Respiratory syncytial virus (RSV) infection is the major cause of severe respiratory illnesses in infants and older adults. RSV forms phase-separated biomolecular condensates called inclusion bodies (IBs), which serve as hubs for viral replication. However, the contribution of IBs to host immune response evasion remains elusive.

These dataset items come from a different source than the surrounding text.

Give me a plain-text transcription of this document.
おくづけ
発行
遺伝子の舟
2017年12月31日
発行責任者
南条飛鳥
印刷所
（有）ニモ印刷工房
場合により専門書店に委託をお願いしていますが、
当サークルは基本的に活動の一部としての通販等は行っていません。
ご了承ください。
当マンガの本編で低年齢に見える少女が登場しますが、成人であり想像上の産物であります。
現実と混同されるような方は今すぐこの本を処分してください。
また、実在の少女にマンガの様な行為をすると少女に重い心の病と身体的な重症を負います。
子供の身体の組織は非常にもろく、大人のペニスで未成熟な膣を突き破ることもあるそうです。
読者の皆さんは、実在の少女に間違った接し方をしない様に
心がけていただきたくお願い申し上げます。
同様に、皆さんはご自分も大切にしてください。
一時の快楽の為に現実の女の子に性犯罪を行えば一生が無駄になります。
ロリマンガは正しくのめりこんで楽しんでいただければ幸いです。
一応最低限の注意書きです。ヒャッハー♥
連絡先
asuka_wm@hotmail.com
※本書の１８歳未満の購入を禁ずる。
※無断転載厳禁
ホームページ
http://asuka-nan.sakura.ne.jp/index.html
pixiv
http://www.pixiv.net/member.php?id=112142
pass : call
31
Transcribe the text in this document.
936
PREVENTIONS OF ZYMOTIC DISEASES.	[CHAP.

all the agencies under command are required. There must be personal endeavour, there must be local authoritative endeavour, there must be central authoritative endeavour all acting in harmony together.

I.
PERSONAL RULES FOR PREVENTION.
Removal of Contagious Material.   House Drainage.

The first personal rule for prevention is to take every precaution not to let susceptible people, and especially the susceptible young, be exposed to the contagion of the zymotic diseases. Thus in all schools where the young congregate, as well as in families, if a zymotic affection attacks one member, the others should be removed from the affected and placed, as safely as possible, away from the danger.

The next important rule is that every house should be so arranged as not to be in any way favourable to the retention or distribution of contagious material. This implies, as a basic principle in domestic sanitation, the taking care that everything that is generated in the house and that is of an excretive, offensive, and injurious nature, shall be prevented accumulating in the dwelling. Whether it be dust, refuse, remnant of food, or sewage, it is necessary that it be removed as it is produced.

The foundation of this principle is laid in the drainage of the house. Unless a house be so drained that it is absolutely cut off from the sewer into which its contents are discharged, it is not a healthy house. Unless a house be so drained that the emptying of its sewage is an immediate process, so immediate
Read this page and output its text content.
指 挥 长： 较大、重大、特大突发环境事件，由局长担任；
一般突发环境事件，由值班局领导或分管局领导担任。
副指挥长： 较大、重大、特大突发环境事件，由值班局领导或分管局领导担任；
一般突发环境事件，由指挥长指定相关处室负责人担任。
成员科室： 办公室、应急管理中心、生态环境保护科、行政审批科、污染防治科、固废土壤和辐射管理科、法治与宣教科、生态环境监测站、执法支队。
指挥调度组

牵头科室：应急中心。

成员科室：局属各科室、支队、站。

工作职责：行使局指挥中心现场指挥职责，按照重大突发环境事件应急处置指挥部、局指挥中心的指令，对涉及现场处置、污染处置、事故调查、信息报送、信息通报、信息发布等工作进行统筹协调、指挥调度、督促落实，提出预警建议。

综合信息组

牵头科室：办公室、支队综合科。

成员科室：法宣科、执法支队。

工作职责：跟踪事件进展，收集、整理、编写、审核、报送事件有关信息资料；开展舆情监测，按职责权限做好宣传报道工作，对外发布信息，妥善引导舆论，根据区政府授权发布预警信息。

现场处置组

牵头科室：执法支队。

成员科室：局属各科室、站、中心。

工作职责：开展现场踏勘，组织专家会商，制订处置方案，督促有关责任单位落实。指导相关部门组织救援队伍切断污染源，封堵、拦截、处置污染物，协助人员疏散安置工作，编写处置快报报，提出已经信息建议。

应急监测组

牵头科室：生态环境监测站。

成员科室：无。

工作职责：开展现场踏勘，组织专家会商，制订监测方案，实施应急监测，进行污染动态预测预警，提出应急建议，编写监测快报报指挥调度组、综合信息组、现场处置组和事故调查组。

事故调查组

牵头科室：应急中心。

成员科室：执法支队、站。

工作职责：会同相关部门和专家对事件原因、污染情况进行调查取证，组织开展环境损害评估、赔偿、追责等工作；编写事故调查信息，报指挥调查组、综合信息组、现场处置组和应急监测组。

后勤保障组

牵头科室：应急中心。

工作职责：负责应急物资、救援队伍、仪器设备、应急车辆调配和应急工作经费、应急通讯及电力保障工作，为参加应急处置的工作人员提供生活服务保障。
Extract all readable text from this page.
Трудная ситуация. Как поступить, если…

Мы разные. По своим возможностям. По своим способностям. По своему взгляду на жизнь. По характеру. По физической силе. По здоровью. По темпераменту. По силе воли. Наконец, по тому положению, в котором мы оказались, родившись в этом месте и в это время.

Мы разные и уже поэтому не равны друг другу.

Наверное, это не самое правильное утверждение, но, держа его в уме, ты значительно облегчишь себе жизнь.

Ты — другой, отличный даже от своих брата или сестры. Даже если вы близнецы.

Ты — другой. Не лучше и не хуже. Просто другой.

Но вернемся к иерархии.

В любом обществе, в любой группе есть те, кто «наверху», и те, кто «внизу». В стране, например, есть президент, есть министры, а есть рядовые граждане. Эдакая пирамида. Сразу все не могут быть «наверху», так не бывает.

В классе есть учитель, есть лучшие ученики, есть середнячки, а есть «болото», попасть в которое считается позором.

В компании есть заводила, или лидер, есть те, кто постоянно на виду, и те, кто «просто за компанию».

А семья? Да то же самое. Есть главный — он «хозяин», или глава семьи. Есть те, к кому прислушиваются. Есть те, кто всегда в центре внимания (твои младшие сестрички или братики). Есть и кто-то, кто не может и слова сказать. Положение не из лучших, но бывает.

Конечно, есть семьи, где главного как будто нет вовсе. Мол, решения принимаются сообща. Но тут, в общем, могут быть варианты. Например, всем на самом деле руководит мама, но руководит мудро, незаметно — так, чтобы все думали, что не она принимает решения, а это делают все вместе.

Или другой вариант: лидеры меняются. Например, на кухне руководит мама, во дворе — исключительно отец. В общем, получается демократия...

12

We report that RSV IBs protect viral RNA from the 2'-5' oligoadenylate synthetase (OAS)-RNase L pathway, a critical antiviral defense mechanism that cleaves viral and cellular RNAs. RSV infection did not activate the OAS-RNase L pathway, and ectopically activated RNase L did not suppress viral replication. In RSV-infected cells, double-stranded RNA (dsRNA) was efficiently sequestered within liquid-liquid phase separation (LLPS)-mediated IBs, rendering its detection challenging. LLPS perturbation caused dsRNA release from IBs into the cytosol. dsRNA extracted from infected cells, which lacked LLPS shielding, triggered OAS-RNase L pathway activation. Thus, LLPS-driven IBs structurally sequester viral RNA, facilitating RSV to evade RNase-dependent genomic RNA degradation mediated by the OAS-RNase L antiviral pathway.